Virtualmin causes CPU spikes/crashes on AWS Lightsail

I’m running on a lower end instance for development, so not outside traffic, but CPU spikes happen frequently when working with Wordpress. I have to stop and restart the Lightsail instance. Reboot doesn’t work. Aside from giving the system more resources, are there any tweaks I can do to mitigate these CPU spikes/lockups?

My servers stats are:

  • CPU: Intel(R) Xeon(R) CPU E5-2676 v3 @ 2.40GHz, 1 cores
  • Real Memory: 420 MiB used / 218.08 MiB cached / 987.25 MiB total
  • Virtual Memory: 227 MiB used / 1023.99 MiB total
  • Local Disk Space: 11.15 GiB used / 27.98 GiB free / 39.14 GiB total
OS type and version Debian 10
Virtualmin version 2.011

I’m new to Virtalmin so just kicking the tires myself. It depends on what you mean by development I guess but you could try turning off features you aren’t really using.
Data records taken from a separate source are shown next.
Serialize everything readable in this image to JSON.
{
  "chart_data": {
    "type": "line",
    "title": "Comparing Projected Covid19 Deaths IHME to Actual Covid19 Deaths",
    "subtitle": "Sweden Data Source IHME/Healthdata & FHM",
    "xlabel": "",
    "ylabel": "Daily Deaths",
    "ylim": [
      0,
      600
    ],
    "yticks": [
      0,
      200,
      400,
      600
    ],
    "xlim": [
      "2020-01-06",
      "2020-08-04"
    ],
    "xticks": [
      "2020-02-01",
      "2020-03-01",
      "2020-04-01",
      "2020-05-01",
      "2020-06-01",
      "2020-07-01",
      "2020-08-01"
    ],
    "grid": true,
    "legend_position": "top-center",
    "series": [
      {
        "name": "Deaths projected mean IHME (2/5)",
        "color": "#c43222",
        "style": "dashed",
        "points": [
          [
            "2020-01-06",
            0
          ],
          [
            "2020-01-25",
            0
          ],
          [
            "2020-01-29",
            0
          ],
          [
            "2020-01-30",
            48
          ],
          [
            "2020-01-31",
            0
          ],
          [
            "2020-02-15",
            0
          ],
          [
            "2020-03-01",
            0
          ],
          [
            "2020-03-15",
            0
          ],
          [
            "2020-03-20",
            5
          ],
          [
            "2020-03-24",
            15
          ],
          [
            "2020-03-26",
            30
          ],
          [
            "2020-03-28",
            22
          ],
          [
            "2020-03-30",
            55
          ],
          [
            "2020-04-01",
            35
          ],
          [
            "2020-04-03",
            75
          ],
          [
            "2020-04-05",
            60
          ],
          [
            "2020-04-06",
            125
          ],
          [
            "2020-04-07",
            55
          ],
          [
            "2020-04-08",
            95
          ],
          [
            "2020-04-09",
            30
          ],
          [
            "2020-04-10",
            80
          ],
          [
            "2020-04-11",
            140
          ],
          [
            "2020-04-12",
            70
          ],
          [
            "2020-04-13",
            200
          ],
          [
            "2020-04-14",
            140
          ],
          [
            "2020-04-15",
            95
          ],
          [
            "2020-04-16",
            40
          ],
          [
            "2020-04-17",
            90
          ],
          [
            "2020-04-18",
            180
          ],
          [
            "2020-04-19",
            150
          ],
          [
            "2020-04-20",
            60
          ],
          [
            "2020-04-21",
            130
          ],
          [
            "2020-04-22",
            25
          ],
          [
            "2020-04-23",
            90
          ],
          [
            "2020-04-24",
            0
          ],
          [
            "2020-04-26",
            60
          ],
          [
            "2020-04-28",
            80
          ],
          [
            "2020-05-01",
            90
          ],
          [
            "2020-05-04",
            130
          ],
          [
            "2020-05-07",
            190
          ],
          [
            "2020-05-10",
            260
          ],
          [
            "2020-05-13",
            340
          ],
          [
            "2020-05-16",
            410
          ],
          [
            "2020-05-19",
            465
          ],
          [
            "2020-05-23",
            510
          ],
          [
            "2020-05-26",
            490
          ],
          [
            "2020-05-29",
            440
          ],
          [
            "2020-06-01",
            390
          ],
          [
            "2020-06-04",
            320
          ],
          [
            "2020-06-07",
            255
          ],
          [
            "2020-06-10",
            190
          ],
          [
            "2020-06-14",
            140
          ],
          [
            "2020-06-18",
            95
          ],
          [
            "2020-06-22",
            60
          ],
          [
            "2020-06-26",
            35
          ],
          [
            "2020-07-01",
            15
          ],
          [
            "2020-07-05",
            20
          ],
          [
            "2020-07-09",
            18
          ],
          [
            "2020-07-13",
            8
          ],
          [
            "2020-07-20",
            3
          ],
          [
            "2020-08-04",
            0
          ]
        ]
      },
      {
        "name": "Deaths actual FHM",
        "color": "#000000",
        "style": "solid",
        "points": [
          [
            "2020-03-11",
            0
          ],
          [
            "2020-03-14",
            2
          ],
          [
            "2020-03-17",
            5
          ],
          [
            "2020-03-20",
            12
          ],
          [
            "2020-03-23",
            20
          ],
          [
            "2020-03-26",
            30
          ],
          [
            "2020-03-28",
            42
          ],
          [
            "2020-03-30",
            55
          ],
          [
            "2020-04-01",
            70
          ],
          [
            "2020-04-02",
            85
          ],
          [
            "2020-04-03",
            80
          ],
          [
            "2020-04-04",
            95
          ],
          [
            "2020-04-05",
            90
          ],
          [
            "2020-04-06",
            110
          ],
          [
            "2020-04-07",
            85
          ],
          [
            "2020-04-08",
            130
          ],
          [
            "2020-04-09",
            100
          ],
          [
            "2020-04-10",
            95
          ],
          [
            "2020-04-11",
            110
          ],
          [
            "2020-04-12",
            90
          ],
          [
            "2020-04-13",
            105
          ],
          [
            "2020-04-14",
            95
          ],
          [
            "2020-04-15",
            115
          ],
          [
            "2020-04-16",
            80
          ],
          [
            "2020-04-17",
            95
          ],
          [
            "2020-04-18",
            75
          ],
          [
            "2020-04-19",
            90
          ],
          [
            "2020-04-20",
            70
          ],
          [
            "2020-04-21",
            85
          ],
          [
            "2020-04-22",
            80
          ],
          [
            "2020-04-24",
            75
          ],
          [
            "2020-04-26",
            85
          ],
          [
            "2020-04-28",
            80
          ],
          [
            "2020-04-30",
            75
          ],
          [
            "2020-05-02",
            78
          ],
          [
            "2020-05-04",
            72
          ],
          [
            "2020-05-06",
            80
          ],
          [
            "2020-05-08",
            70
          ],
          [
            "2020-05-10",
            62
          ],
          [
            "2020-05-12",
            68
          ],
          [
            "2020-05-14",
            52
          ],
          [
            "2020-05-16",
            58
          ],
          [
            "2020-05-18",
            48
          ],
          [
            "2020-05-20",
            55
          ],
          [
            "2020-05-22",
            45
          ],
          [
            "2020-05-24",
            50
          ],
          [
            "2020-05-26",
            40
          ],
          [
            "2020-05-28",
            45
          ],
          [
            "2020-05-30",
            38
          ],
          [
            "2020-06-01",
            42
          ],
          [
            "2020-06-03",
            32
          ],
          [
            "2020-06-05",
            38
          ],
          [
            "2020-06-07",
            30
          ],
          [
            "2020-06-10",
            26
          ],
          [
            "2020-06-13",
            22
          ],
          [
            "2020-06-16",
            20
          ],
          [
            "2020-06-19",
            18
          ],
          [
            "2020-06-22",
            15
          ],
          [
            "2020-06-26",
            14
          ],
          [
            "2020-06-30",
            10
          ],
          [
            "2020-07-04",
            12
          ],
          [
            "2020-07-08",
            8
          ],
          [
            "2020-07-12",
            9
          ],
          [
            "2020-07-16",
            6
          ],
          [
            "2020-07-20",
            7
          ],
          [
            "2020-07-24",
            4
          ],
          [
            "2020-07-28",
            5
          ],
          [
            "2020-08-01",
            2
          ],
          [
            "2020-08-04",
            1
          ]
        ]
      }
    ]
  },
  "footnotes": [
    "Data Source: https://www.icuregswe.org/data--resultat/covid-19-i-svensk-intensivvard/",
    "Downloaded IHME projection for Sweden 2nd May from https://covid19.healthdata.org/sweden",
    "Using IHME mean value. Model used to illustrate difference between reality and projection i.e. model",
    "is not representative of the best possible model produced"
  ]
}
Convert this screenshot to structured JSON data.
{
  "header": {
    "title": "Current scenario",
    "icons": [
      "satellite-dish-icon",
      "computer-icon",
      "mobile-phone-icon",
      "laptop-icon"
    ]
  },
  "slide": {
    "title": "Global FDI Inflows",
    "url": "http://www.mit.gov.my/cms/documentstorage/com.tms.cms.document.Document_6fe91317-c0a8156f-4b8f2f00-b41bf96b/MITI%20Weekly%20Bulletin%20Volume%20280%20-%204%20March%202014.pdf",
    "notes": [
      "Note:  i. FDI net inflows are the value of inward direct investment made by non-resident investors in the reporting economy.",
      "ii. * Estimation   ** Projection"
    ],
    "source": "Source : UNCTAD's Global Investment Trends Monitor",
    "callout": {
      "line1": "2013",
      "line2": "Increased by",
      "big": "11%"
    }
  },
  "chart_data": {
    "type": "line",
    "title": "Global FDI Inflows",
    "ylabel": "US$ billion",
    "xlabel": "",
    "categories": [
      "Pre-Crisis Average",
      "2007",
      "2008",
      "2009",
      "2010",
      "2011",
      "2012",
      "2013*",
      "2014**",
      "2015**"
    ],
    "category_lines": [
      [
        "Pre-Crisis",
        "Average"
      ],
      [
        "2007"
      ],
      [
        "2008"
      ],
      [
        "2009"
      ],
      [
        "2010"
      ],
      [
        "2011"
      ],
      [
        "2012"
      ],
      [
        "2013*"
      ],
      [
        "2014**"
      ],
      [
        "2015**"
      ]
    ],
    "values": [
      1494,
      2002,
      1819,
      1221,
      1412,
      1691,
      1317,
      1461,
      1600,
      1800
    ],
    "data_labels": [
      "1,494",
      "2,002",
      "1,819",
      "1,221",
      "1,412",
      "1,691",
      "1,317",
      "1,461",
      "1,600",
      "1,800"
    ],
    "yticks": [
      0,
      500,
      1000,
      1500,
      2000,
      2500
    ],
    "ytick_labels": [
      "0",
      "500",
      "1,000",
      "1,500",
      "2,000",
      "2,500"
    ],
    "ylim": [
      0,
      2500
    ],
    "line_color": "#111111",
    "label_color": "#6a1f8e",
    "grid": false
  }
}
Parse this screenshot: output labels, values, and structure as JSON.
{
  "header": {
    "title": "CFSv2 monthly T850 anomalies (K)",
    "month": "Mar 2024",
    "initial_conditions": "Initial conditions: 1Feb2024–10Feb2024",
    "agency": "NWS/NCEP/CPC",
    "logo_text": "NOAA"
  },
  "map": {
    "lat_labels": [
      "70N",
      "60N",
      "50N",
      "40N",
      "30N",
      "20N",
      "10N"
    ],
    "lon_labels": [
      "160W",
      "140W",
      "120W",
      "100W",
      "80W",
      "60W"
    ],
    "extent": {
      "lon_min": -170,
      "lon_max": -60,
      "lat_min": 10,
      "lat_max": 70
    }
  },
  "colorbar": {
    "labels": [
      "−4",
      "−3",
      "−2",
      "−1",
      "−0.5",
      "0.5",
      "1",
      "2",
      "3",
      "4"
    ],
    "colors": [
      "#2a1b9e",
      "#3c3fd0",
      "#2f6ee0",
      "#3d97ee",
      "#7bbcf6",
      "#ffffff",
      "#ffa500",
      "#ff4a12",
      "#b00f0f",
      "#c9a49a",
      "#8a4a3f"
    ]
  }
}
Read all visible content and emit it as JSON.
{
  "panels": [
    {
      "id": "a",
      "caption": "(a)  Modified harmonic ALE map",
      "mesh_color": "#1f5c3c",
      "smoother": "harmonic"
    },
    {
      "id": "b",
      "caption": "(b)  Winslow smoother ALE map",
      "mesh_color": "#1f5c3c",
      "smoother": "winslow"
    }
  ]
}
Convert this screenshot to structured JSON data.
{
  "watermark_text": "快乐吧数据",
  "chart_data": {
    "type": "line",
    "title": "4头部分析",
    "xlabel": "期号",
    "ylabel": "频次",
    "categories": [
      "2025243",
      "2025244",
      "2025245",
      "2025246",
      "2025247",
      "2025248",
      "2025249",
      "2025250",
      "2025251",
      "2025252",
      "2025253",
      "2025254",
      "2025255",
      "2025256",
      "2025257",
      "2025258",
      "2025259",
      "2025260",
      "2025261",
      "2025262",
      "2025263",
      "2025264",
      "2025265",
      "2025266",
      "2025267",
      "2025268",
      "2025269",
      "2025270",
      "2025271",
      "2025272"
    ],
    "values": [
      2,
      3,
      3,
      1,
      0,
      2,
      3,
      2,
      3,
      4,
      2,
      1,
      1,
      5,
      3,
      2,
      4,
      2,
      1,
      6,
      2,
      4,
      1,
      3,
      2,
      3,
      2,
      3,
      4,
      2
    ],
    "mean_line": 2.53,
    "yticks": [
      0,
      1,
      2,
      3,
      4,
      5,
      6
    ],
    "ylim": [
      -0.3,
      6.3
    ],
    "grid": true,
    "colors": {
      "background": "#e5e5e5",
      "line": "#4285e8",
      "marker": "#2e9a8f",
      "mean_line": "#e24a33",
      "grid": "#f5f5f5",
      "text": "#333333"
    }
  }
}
So, it’s not Virtualmin causes CPU spikes?

We’d need some clues about what’s using resources to try to help reduce them.

One obvious thing, though: You can’t host mail with that little memory. clamd would consume all your memory and most of your swap all by itself. You probably ought to be running a --minimal install for any system under about 1GB. But just turning off clamd gets you most of the way there.

Beyond that, you’ve got to show us something that indicates where resources are going. top and htop, for instance, can provide a close-to-realtime look at CPU and memory usage per-process.

Good advice. I am using -minimal and I disabled mail, dovecot, clamd, and several other services as per a Virtualmin recommended settings for smaller servers.

After more investigation it appears that it was overloaded with requests from bots or other nefarious sources. This domain name used to be hosted on Shopify, so it’s probably marked for death. A massive amount of them come and go at random causing the lockups by consuming memory/CPU. I don’t know if Virtualmin is what chokes here for the actual AWS instance. I’m leaving this here in case anyone else has a similar issue. I’ve since implemented a few firewall rules in Cloudflare to hopefully get rid of this, but as we all know, it’s an ongoing and uphill battle against the forces of evil.

If web traffic is triggering it, Virtualmin neither generates nor responds to web traffic to your WordPress site, so we can say with confidence Virtualmin has nothing to do with it. (Virtualmin is not the web server serving these requests.)